Abuja conjoined twins: UATH gives update on condition of babies, how they were successfully separated


The Management of the University of Abuja Teaching Hospital, UATH, has confirmed the survival and stability of the conjoined twins who were separated four days ago in Abuja.

Chief Medical Director (CMD) of UATH, Dr. Bisallah Ekele, on Friday made the confirmation during an interview with DAILY POST in Gwagwalada, Abuja.

Recall that a team medical doctors at UATH successfully carried out the corrective surgery to ensure the conjoined twins lived independently.

However, there were public concerns on the post-surgery survival and stability of the babies, but Ekele reassured: “As we speak, today (Friday) is the fourth-day post-surgery. The two babies are in good conditions. They are doing well.”

The CMD went further to give an insight into the efforts made towards the success of the surgery. Ekele said: “On their arrival at our facility on June 11, 2018, having being referred from a mission hospital where they were born, appropriate experts were invited to review the conjoined twins.

“The experts were convinced that they could correct the abnormality. That is, separate the conjoined twins into two independent babies.

“We, then, took a decision as to when the operation would be done considering the fitness of the babies.

“In sum, by 29th October 2018, a team of surgeons went to theatre and after four and half hours, the corrective surgery was done.”

Speaking also, the Lead Surgeon of the group formed for the separation of the conjoined twins, Dr.
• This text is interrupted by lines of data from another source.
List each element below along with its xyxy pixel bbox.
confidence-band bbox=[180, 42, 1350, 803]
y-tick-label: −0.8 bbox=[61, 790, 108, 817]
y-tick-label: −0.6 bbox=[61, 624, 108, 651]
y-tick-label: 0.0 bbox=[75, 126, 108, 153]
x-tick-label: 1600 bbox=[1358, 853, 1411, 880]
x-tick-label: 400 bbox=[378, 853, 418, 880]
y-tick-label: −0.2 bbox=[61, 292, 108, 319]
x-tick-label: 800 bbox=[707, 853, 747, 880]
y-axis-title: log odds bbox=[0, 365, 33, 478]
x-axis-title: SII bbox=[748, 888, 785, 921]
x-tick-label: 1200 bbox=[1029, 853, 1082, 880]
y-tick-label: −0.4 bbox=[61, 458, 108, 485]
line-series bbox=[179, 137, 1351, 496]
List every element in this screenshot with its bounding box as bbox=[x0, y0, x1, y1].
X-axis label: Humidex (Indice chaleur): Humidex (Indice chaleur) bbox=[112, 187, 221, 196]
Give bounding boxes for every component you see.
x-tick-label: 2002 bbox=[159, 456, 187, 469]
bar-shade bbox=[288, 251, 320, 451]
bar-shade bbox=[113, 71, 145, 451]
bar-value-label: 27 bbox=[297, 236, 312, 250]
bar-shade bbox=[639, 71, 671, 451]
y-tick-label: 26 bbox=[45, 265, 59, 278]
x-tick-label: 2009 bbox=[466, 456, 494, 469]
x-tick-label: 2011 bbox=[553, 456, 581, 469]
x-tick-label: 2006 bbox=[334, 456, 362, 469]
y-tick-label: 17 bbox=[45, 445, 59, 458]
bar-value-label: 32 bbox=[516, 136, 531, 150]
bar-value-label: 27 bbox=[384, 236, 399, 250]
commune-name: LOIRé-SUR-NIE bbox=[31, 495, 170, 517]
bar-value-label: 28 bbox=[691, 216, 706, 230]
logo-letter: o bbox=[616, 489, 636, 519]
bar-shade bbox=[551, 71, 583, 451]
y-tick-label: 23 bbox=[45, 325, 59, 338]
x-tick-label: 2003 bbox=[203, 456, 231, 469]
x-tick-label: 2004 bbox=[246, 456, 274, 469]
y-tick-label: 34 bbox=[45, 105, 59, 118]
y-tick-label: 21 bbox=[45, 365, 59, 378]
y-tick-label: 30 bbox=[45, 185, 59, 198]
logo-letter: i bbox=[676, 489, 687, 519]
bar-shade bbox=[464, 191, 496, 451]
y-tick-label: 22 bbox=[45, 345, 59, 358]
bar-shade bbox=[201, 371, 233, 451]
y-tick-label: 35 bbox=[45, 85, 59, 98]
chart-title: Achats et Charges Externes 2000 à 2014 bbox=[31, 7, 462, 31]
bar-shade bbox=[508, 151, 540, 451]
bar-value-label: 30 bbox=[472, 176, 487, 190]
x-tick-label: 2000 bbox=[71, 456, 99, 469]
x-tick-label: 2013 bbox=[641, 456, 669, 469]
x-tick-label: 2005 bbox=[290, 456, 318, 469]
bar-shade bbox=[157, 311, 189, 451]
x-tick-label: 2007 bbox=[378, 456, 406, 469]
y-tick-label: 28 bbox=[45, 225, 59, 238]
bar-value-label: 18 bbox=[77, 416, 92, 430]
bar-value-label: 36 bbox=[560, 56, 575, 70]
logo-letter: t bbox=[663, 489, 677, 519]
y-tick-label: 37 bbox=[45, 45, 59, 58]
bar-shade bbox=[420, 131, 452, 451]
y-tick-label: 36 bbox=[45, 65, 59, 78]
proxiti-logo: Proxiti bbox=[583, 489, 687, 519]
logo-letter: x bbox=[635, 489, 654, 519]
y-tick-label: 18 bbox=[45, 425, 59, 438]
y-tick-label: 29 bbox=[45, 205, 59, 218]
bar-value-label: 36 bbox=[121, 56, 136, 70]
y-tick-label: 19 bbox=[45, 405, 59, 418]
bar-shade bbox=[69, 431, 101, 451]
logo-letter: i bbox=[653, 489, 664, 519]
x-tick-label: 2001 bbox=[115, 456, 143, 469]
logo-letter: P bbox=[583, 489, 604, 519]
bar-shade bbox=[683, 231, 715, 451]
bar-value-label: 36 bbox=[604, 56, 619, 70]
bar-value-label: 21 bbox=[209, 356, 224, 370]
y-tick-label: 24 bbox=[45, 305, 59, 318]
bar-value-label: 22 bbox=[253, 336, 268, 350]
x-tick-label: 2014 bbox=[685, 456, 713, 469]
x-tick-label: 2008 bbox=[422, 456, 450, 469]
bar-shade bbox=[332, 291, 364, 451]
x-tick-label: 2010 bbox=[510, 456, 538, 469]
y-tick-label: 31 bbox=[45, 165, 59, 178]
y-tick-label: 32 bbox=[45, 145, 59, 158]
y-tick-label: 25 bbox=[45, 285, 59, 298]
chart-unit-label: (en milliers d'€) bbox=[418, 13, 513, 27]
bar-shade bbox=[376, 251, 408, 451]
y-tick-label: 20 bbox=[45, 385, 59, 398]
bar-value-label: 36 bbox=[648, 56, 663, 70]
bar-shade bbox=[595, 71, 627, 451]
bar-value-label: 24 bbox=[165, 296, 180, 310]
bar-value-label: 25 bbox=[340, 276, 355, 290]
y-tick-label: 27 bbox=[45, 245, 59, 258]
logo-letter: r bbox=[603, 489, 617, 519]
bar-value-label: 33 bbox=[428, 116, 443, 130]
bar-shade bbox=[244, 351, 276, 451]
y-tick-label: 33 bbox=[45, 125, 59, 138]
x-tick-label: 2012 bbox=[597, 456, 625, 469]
Samson Olori, said the surgery was carried out by two teams of paediatric surgeons, a team of plastic surgeons, two teams of anaesthetics, and specialist nurses.

On the hurdles the group crossed to achieve the medical feat, he said: “The first hurdle was not on the surgery day but during the pre-surgery days. That is, making sure the babies were kept alive which we delicately addressed.

“The other hurdles were anticipated based on our findings because after the initial clinical assessments, there were several CT scan investigations to determine the organs they were joined. So, we knew their livers were joined.

“We had five sessions of all the teams coming together to plan and determine the best approach.

“We had anticipated the bleeding that would take place because the liver is one organ that you can’t really tie.

“So, the hospital management provided some modern gadgets we deployed to make sure the surgery went well. It did go well as we contained the surgery of about 7hrs to 5hrs.

“With what we had available to us, we hadn’t any fear that we would succeed in getting to the root of separating these babies.”